In the immediate aftermath of the Paradise papers the EU Finance Commissioner suggested a blacklist of global tax havens backed by sanctions, the introduction of transparency rules for tax intermediaries, bankers, and lawyers, and mandatory country-by-country reporting for profits as potential solutions to revenue lost via tax havens. The first of these was already underway at the time of the Paradise Papers leaks.

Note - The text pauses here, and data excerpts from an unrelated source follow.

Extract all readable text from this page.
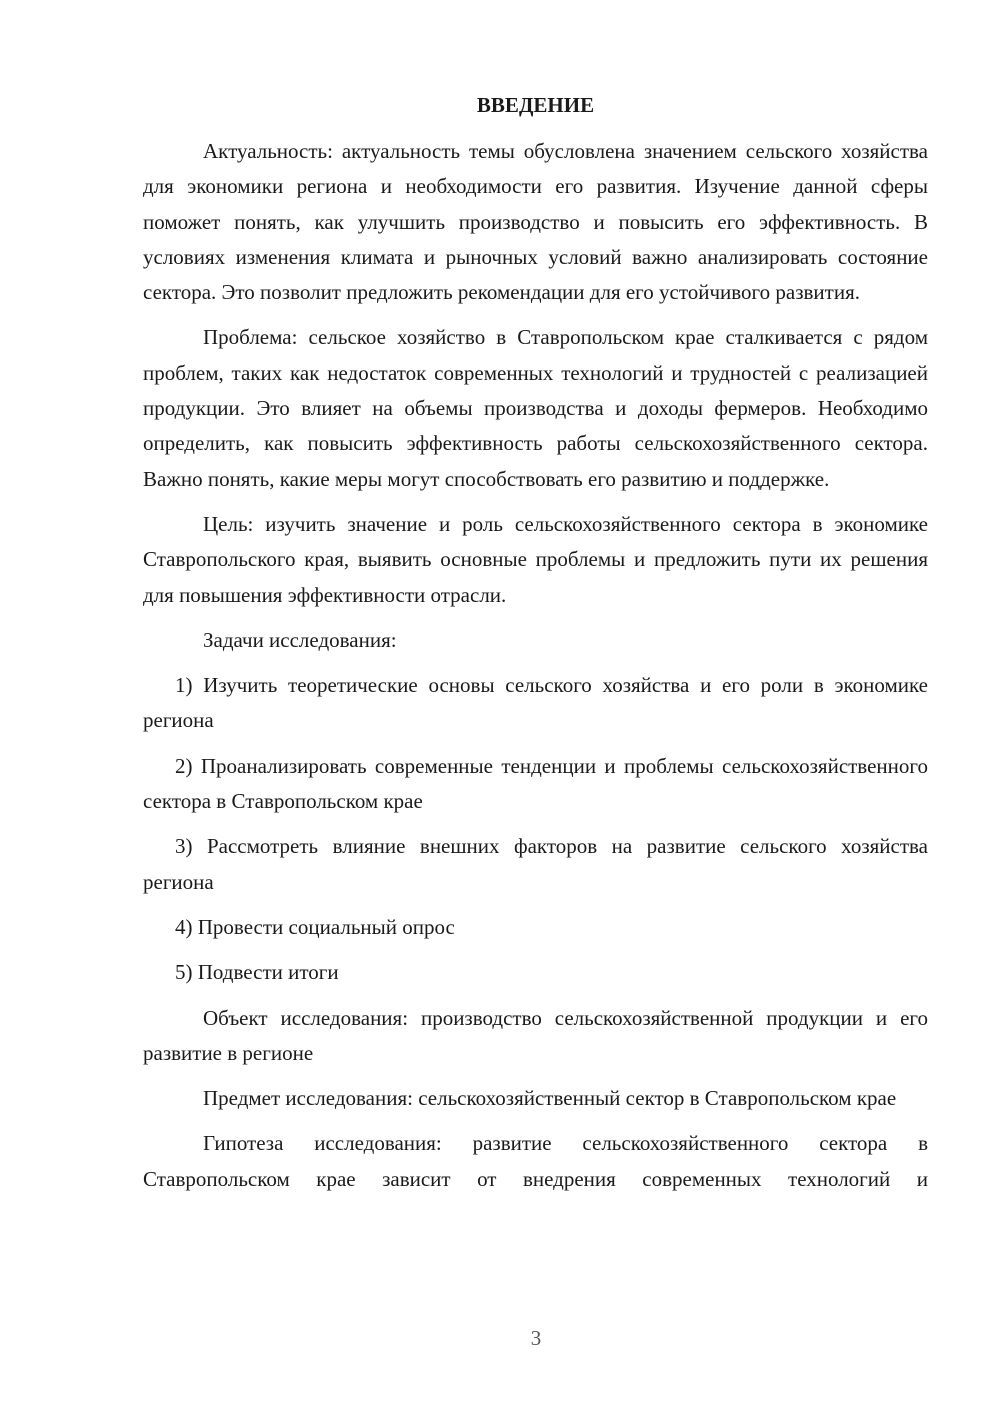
ВВЕДЕНИЕ

Актуальность: актуальность темы обусловлена значением сельского хозяйства для экономики региона и необходимости его развития. Изучение данной сферы поможет понять, как улучшить производство и повысить его эффективность. В условиях изменения климата и рыночных условий важно анализировать состояние сектора. Это позволит предложить рекомендации для его устойчивого развития.

Проблема: сельское хозяйство в Ставропольском крае сталкивается с рядом проблем, таких как недостаток современных технологий и трудностей с реализацией продукции. Это влияет на объемы производства и доходы фермеров. Необходимо определить, как повысить эффективность работы сельскохозяйственного сектора. Важно понять, какие меры могут способствовать его развитию и поддержке.

Цель: изучить значение и роль сельскохозяйственного сектора в экономике Ставропольского края, выявить основные проблемы и предложить пути их решения для повышения эффективности отрасли.

Задачи исследования:

1) Изучить теоретические основы сельского хозяйства и его роли в экономике региона

2) Проанализировать современные тенденции и проблемы сельскохозяйственного сектора в Ставропольском крае

3) Рассмотреть влияние внешних факторов на развитие сельского хозяйства региона

4) Провести социальный опрос

5) Подвести итоги

Объект исследования: производство сельскохозяйственной продукции и его развитие в регионе

Предмет исследования: сельскохозяйственный сектор в Ставропольском крае

Гипотеза исследования: развитие сельскохозяйственного сектора в Ставропольском крае зависит от внедрения современных технологий и

3
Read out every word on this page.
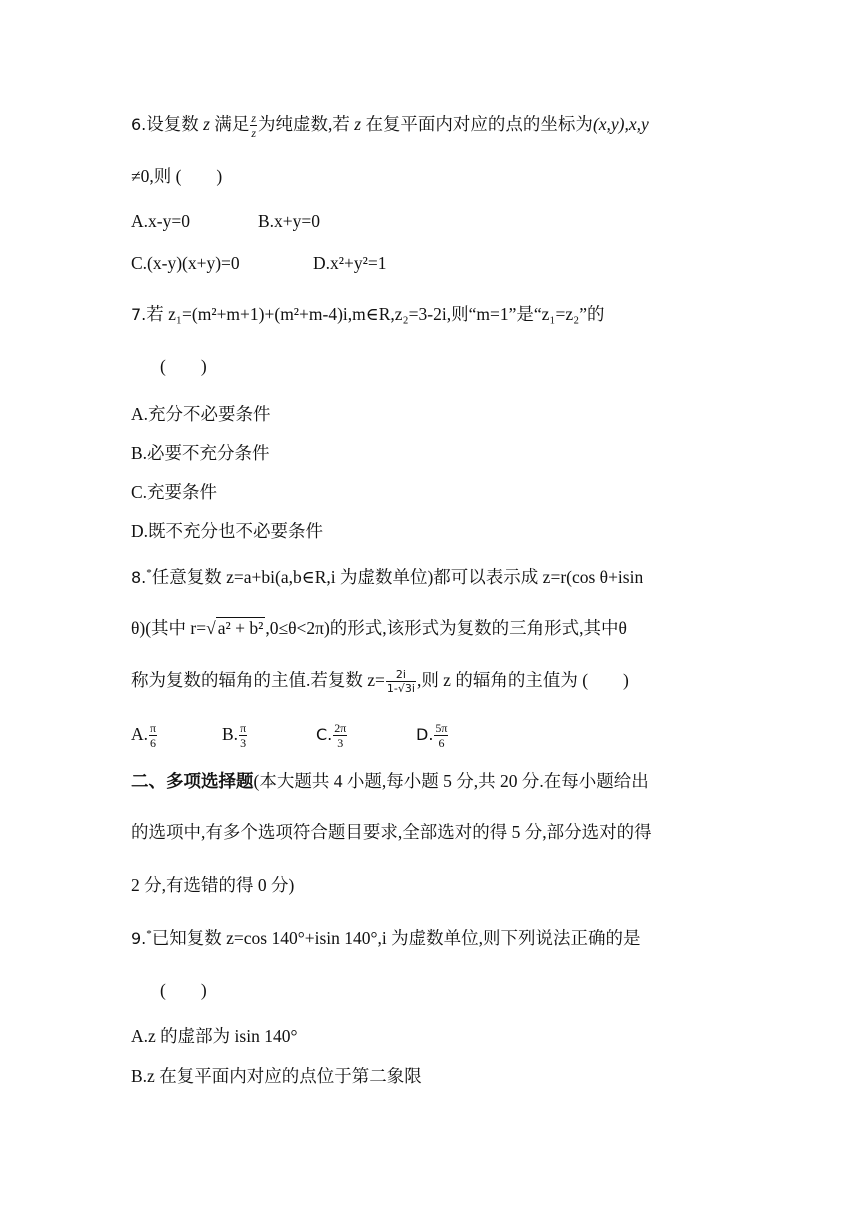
6.设复数 z 满足 $\frac{z}{z}$ 为纯虚数,若 z 在复平面内对应的点的坐标为(x,y),x,y
≠0,则 (　　)
A.x-y=0	B.x+y=0
C.(x-y)(x+y)=0	D.x²+y²=1
7.若 z₁=(m²+m+1)+(m²+m-4)i,m∈R,z₂=3-2i,则“m=1”是“z₁=z₂”的
(　　)
A.充分不必要条件
B.必要不充分条件
C.充要条件
D.既不充分也不必要条件
8.*任意复数 z=a+bi(a,b∈R,i 为虚数单位)都可以表示成 z=r(cos θ+isin
θ)(其中 r=√ a² + b² ,0≤θ<2π)的形式,该形式为复数的三角形式,其中θ
称为复数的辐角的主值.若复数 $z= \frac{2i}{1-√3i}$ ,则 z 的辐角的主值为 (　　)
A. $\frac{\pi}{6}$	B. $\frac{\pi}{3}$	C. $\frac{2\pi}{3}$	D. $\frac{5\pi}{6}$
二、多项选择题(本大题共 4 小题,每小题 5 分,共 20 分.在每小题给出
的选项中,有多个选项符合题目要求,全部选对的得 5 分,部分选对的得
2 分,有选错的得 0 分)
9.*已知复数 z=cos 140°+isin 140°,i 为虚数单位,则下列说法正确的是
(　　)
A.z 的虚部为 isin 140°
B.z 在复平面内对应的点位于第二象限
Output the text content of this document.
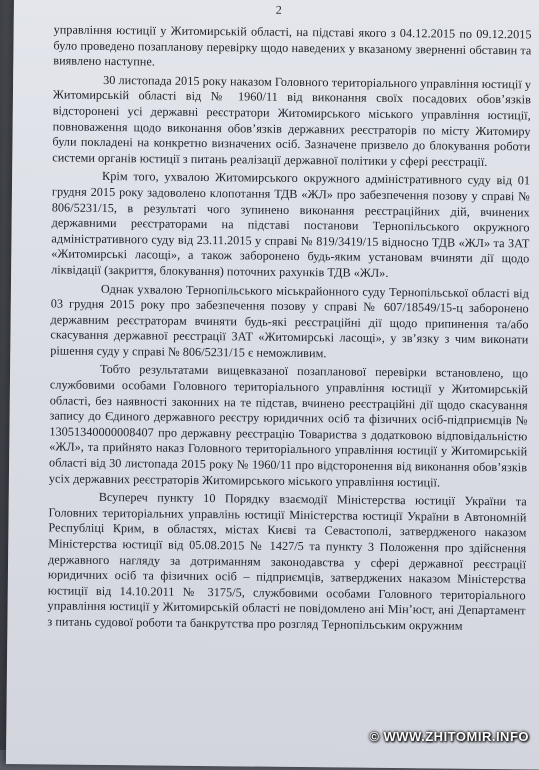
2

управління юстиції у Житомирській області, на підставі якого з 04.12.2015 по 09.12.2015 було проведено позапланову перевірку щодо наведених у вказаному зверненні обставин та виявлено наступне.

30 листопада 2015 року наказом Головного територіального управління юстиції у Житомирській області від № 1960/11 від виконання своїх посадових обов’язків відсторонені усі державні реєстратори Житомирського міського управління юстиції, повноваження щодо виконання обов’язків державних реєстраторів по місту Житомиру були покладені на конкретно визначених осіб. Зазначене призвело до блокування роботи системи органів юстиції з питань реалізації державної політики у сфері реєстрації.

Крім того, ухвалою Житомирського окружного адміністративного суду від 01 грудня 2015 року задоволено клопотання ТДВ «ЖЛ» про забезпечення позову у справі № 806/5231/15, в результаті чого зупинено виконання реєстраційних дій, вчинених державними реєстраторами на підставі постанови Тернопільського окружного адміністративного суду від 23.11.2015 у справі № 819/3419/15 відносно ТДВ «ЖЛ» та ЗАТ «Житомирські ласощі», а також заборонено будь-яким установам вчиняти дії щодо ліквідації (закриття, блокування) поточних рахунків ТДВ «ЖЛ».

Однак ухвалою Тернопільського міськрайонного суду Тернопільської області від 03 грудня 2015 року про забезпечення позову у справі № 607/18549/15-ц заборонено державним реєстраторам вчиняти будь-які реєстраційні дії щодо припинення та/або скасування державної реєстрації ЗАТ «Житомирські ласощі», у зв’язку з чим виконати рішення суду у справі № 806/5231/15 є неможливим.

Тобто результатами вищевказаної позапланової перевірки встановлено, що службовими особами Головного територіального управління юстиції у Житомирській області, без наявності законних на те підстав, вчинено реєстраційні дії щодо скасування запису до Єдиного державного реєстру юридичних осіб та фізичних осіб-підприємців № 13051340000008407 про державну реєстрацію Товариства з додатковою відповідальністю «ЖЛ», та прийнято наказ Головного територіального управління юстиції у Житомирській області від 30 листопада 2015 року № 1960/11 про відсторонення від виконання обов’язків усіх державних реєстраторів Житомирського міського управління юстиції.

Всупереч пункту 10 Порядку взаємодії Міністерства юстиції України та Головних територіальних управлінь юстиції Міністерства юстиції України в Автономній Республіці Крим, в областях, містах Києві та Севастополі, затвердженого наказом Міністерства юстиції від 05.08.2015 № 1427/5 та пункту 3 Положення про здійснення державного нагляду за дотриманням законодавства у сфері державної реєстрації юридичних осіб та фізичних осіб – підприємців, затверджених наказом Міністерства юстиції від 14.10.2011 № 3175/5, службовими особами Головного територіального управління юстиції у Житомирській області не повідомлено ані Мін’юст, ані Департамент з питань судової роботи та банкрутства про розгляд Тернопільським окружним

© WWW.ZHITOMIR.INFO
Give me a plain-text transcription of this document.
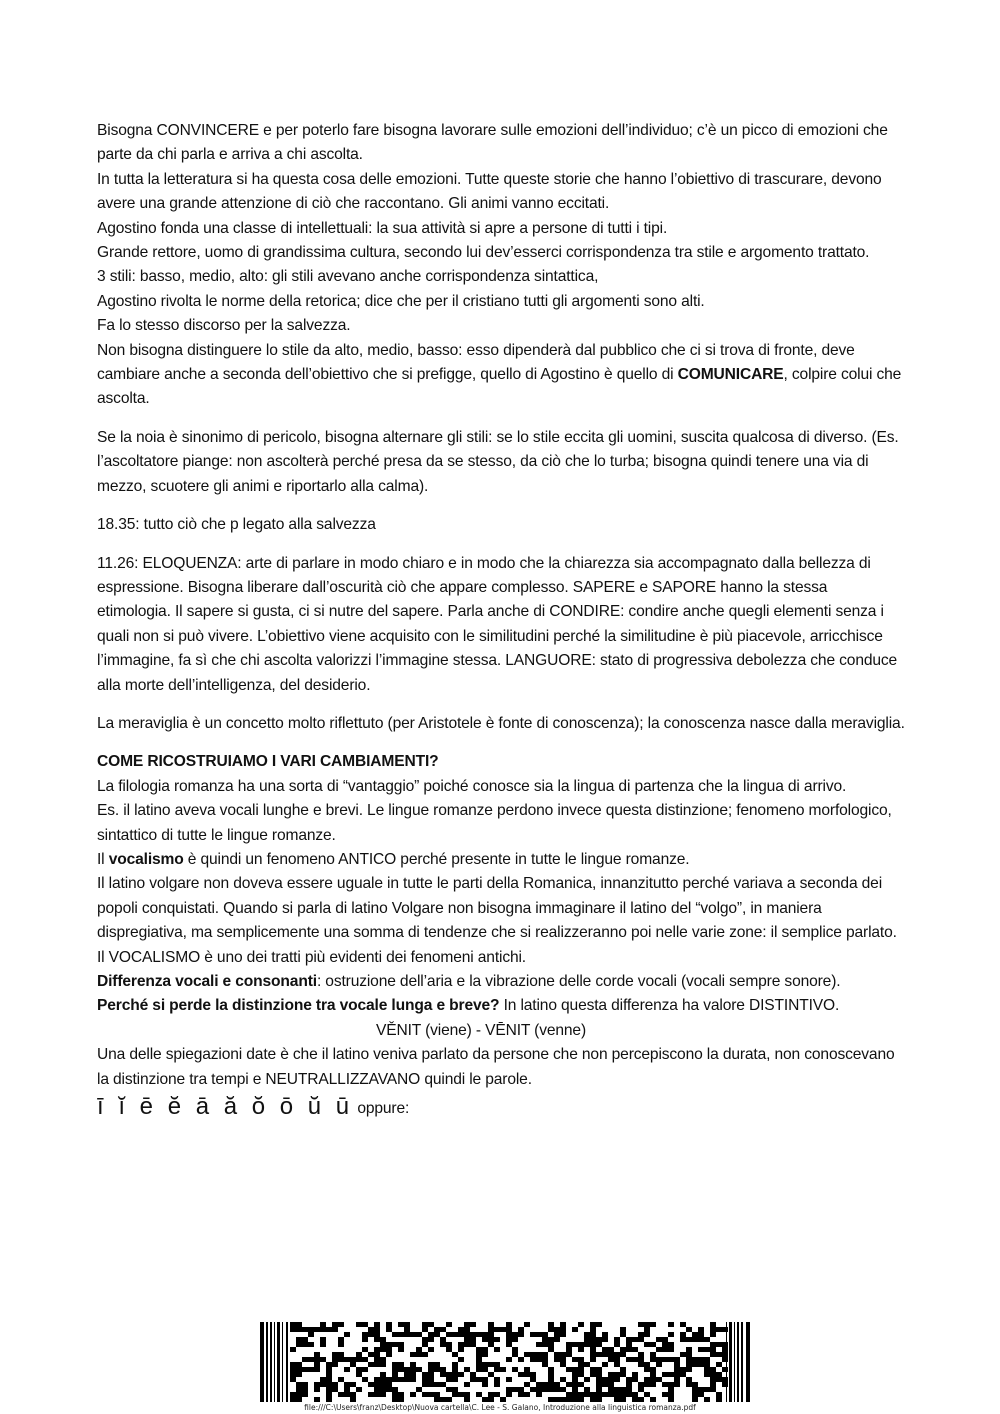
Bisogna CONVINCERE e per poterlo fare bisogna lavorare sulle emozioni dell’individuo; c’è un picco di emozioni che parte da chi parla e arriva a chi ascolta.

In tutta la letteratura si ha questa cosa delle emozioni. Tutte queste storie che hanno l’obiettivo di trascurare, devono avere una grande attenzione di ciò che raccontano. Gli animi vanno eccitati.

Agostino fonda una classe di intellettuali: la sua attività si apre a persone di tutti i tipi.

Grande rettore, uomo di grandissima cultura, secondo lui dev’esserci corrispondenza tra stile e argomento trattato.

3 stili: basso, medio, alto: gli stili avevano anche corrispondenza sintattica,

Agostino rivolta le norme della retorica; dice che per il cristiano tutti gli argomenti sono alti.

Fa lo stesso discorso per la salvezza.

Non bisogna distinguere lo stile da alto, medio, basso: esso dipenderà dal pubblico che ci si trova di fronte, deve cambiare anche a seconda dell’obiettivo che si prefigge, quello di Agostino è quello di COMUNICARE, colpire colui che ascolta.

Se la noia è sinonimo di pericolo, bisogna alternare gli stili: se lo stile eccita gli uomini, suscita qualcosa di diverso. (Es. l’ascoltatore piange: non ascolterà perché presa da se stesso, da ciò che lo turba; bisogna quindi tenere una via di mezzo, scuotere gli animi e riportarlo alla calma).

18.35: tutto ciò che p legato alla salvezza

11.26: ELOQUENZA: arte di parlare in modo chiaro e in modo che la chiarezza sia accompagnato dalla bellezza di espressione. Bisogna liberare dall’oscurità ciò che appare complesso. SAPERE e SAPORE hanno la stessa etimologia. Il sapere si gusta, ci si nutre del sapere. Parla anche di CONDIRE: condire anche quegli elementi senza i quali non si può vivere. L’obiettivo viene acquisito con le similitudini perché la similitudine è più piacevole, arricchisce l’immagine, fa sì che chi ascolta valorizzi l’immagine stessa. LANGUORE: stato di progressiva debolezza che conduce alla morte dell’intelligenza, del desiderio.

La meraviglia è un concetto molto riflettuto (per Aristotele è fonte di conoscenza); la conoscenza nasce dalla meraviglia.

COME RICOSTRUIAMO I VARI CAMBIAMENTI?

La filologia romanza ha una sorta di “vantaggio” poiché conosce sia la lingua di partenza che la lingua di arrivo.

Es. il latino aveva vocali lunghe e brevi. Le lingue romanze perdono invece questa distinzione; fenomeno morfologico, sintattico di tutte le lingue romanze.

Il vocalismo è quindi un fenomeno ANTICO perché presente in tutte le lingue romanze.

Il latino volgare non doveva essere uguale in tutte le parti della Romanica, innanzitutto perché variava a seconda dei popoli conquistati. Quando si parla di latino Volgare non bisogna immaginare il latino del “volgo”, in maniera dispregiativa, ma semplicemente una somma di tendenze che si realizzeranno poi nelle varie zone: il semplice parlato.

Il VOCALISMO è uno dei tratti più evidenti dei fenomeni antichi.

Differenza vocali e consonanti: ostruzione dell’aria e la vibrazione delle corde vocali (vocali sempre sonore).

Perché si perde la distinzione tra vocale lunga e breve? In latino questa differenza ha valore DISTINTIVO.

VĚNIT (viene) - VĒNIT (venne)

Una delle spiegazioni date è che il latino veniva parlato da persone che non percepiscono la durata, non conoscevano la distinzione tra tempi e NEUTRALLIZZAVANO quindi le parole.

ī ĭ ē ĕ ā ă ŏ ō ŭ ū oppure:

file:///C:\Users\franz\Desktop\Nuova cartella\C. Lee - S. Galano, Introduzione alla linguistica romanza.pdf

In the UK, there may be continuing political debate around how tax policy is formulated, scrutinised and monitored in British Overseas Territories in comparison to domestic policy. Regulators have been accused of having disproportionate levels of scrutiny (or lack of) considering the amounts invested in offshore. A wider potential angle is the impact on the territories themselves and the quasi-British citizens there; in the wake of hurricane IRMA for example, the BVI required an emergency £57m disaster relief payment and could need that much again to rebuild their infrastructure – yet the region was judged to be “too wealthy” for receipt of overseas aid.
Beyond politics and regulatory measures, the levels of continued public interest in this issue will perhaps lead individual citizens to consider the ways in which we all support tax behaviour that we call “aggressive” or “immoral” when we view it in others. It would be interesting to know the extent to which the investments, of, say the Queen, are reflected by the holdings of our own pensions funds and institutional capital.